Question: where did you get the idea to smash ceramics and what are your favourite aspects of doing this?

Andy Norton answered on 10 Jun 2011:

Hey guys!

The idea of smashing ceramics came because people don’t really understand this at the moment. For example, people in the military are making plates to go on the outside of tanks – these are made of ceramics, like the type of thing that you eat off (although a bit more fancy!). So that they can make these as strong and as hard as possible (hard enough to stop bullets from both hand-held guns and maybe even from tanks), people needed to investigate how and why ceramics break when they are hit. If we can work out how they break when smashed (either with a bullet, or in a compressing machine like I use), then maybe we can work out how to make them better.

The reason that we are listening to the noise that they make it because it might be able to tell us something about how it is breaking. It could be that there are tiny cracks forming inside before it breaks, or it could be deforming (like producing deformation twins – did you see the picture of this that I put on my profile?), or it could be doing something else. So that we don’t have to cut the sample open each time to work out how they broke, we could use the noise that they make to work out what is going on.

So, yeh, it’s basically to try and get better armour for tanks!

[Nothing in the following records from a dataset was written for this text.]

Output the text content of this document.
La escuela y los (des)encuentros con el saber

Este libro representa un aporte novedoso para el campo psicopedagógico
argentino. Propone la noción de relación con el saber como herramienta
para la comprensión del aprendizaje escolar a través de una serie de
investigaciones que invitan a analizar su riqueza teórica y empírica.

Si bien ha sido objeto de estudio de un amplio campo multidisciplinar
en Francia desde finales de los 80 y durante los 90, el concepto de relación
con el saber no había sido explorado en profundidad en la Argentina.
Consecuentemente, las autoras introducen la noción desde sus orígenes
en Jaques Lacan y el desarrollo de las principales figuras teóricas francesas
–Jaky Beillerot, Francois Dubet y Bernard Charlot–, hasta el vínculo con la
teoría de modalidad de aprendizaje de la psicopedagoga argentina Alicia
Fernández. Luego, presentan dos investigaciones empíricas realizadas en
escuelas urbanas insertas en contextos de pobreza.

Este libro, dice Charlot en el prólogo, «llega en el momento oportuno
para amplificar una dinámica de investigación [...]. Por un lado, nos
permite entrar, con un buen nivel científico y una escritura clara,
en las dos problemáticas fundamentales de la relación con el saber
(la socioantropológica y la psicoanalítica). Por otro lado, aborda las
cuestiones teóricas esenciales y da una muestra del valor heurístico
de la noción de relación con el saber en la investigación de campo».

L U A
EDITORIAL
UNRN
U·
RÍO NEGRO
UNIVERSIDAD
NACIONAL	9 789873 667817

My favourite aspect? Tough question! In terms of experimental work, my favourite aspect is probably the microscopy stuff that I do. I do a lot of transmission electron microscopy (or TEM). So, this is like a normal microscope that you’ve probably used before, but rather than using light it uses electrons. So these electrons come down a big chamber, and through my sample. When they go through my sample, they get bent a bit (it’s like when you’ve been swimming. Ever noticed when you have your head outside the water, that when you try to grab something that it is in the water you miss? It’s because the light is shifted a little bit. It’s sort of like what happens in this microscope). They electron then come down, and I can see my image. I get to see stuff which is 300, 000 or 400, 000 times bigger than it is in reality, meaning that I get to look at some pretty tiny bits of deformation! So, that’s probably my favourite technique. But my favourite overall aspect is when everything sort of comes together – when I can tie together all my different techniques and results, and end up with an answer. That’s very exciting.